Author: Tronserve admin
Monday 2nd August 2021 02:12 AM
Additive Manufacturing Helps Produce ‘Game Changing’ Nanosatellite
With the annual number of small satellites deployed forecast to reach about 400 this year, an increase of 300% compared to 2016, there is a growing market need to dramatically expand their mission capabilities, extend their orbital life and decrease the cost of constellation deployment.
Current nanosatellite and microsatellite propellant storage systems either use volume-inefficient but structurally strong cylindrical and spherical tanks. This means there is much interest in the development of fuel tanks, currently one of the heaviest components of a propulsion system.
AMRC engineers were able to produce a viable fuel tank optimised through generative design techniques to meet weight, strength and volumetric fuel storage requirements.
The resulting cuboidal geometry – only possible to produce through metal Additive Manufacturing (AM) – reduced the weight of the fuel tank by more than 25%, combined with an almost three-fold increase in fuel capacity over conventional spheroidal storage tanks.
This could have a significant impact on satellite launch costs, according to Abdul Haque, technical lead in metal additive manufacturing at the AMRC.
“Developing competitive propulsion solutions for small satellites is a game changer for UK space capability. The MiniTANK project lays the groundwork for adding a key miniaturised, low-cost propulsion technology to the UK’s portfolio.”
MiniTANK is a collaborative endeavour between the AMRC and Oxford-based Added Value Solutions (AVS) UK, which designs propulsion systems for small-scale satellites.
Backed by the UK Space Agency’s Pathfinder programme, the aim was to develop a lightweight, high-strength fuel tank for a nanosatellite that maximised internal volume while minimising mass.
Additive manufacturing allows you to create complex forms that are un-manufacturable via conventional methods.
Abdul explains: “By moving away from a sphere to a cube immediately allowed us to increase the amount of propellant stored in the tank, the volume utilisation was increased from 60% to 90%.
“As you would expect a sphere to be structurally stronger than a cube, we used topology optimisation tools to optimise the design, which suggested using a stiffening geometry to resolve some anticipated distortion.”
Laser Powder Bed Fusion (LPBF) was used for the fuel tank manufacture; this is where a fibre laser is used to impart thermal energy selectively to fuse regions of fine metallic particles to form a Near Net Shape (NNS) component.
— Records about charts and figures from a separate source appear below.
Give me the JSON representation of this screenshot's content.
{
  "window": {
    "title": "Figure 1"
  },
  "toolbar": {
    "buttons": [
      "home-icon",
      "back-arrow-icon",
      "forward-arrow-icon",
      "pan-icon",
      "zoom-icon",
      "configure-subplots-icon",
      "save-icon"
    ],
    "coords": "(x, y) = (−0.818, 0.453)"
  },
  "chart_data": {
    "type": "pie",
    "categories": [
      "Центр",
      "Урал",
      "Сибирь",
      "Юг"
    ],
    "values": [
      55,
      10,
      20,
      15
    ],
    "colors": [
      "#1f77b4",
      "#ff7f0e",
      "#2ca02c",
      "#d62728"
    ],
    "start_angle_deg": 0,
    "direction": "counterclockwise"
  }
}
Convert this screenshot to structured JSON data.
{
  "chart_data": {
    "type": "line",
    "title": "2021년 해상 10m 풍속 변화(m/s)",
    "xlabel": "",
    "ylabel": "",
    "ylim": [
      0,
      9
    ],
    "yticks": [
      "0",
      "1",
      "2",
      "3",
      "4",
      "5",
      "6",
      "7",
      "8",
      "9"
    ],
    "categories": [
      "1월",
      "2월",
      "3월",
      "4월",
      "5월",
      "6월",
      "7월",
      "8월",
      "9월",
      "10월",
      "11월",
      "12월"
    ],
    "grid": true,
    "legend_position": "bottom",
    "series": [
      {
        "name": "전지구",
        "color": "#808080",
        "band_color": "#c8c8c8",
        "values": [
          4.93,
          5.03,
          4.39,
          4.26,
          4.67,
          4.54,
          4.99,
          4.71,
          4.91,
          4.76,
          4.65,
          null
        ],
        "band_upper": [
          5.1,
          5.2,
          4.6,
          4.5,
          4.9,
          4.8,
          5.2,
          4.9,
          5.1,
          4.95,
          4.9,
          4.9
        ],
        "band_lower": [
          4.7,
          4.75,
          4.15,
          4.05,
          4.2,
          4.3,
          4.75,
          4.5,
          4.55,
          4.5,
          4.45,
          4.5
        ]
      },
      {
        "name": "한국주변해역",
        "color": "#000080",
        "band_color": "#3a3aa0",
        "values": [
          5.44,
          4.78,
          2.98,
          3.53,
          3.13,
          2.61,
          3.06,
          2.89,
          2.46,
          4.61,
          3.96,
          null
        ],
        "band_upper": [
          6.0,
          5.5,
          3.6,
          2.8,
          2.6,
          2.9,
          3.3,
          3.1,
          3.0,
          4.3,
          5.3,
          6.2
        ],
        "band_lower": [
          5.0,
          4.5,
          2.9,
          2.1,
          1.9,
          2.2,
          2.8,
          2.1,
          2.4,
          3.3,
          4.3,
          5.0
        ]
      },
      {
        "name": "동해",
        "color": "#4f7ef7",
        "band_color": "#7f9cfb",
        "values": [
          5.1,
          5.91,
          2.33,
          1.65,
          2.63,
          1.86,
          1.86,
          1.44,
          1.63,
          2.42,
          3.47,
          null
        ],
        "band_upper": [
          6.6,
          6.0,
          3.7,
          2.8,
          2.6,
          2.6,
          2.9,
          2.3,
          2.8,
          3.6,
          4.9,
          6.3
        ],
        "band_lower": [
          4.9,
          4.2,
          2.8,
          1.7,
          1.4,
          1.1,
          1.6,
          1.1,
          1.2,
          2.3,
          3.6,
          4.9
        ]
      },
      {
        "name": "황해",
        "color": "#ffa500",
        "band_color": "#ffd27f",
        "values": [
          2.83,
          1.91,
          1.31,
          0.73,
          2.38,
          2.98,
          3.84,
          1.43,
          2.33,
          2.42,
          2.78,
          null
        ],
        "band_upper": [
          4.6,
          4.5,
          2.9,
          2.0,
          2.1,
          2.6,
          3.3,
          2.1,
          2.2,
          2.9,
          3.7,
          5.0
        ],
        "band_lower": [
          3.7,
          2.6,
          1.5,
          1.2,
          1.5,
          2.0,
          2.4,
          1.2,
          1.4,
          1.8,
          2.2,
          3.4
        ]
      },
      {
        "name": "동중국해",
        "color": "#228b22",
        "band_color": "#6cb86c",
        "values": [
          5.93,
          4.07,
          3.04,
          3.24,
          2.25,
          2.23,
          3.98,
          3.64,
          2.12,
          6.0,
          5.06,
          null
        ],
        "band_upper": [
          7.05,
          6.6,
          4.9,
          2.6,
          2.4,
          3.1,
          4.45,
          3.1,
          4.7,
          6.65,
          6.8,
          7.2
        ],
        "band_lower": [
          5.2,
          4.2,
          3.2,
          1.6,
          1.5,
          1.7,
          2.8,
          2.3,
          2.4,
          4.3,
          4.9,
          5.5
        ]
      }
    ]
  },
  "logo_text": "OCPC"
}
Also known as Selective Laser Melting (SLM), the technique is capable of creating highly complex geometries with features not possible through subtractive manufacturing processes.
Abdul added: “We printed the fuel tank out of titanium because it allows us to create a lightweight structure as its specific strength is high compared to other alloys.”
“For space, although we’re talking a matter of grams, such a weight saving is hugely significant. If you can shave one kilogram off your launch load, it can be potentially £7,000 to £15,000 in terms of cost-saving off the launch.
“What AVS is working towards now is designing a CubeSat propulsion system potentially using the fuel tank that we’ve 3D printed and are developing several other components that need to be amalgamated into the whole system. They want to print some further iterations of the fuel tank in the future and do some actual launch tests.”
MiniTANK has a wider impact too, as Abdul concludes: “Although this project focused on the fuel tank – if you take a system-level approach and carry out the same optimisation to other components – the microwave generator housing, the propulsion system, brackets that connect solar panels, the framework – you are shaving weight off every assembly component.
“In total that might save a lot more material, so MiniTANK is not an isolated case, we should be looking at the entire satellite system to get the maximum benefits offered by AM.”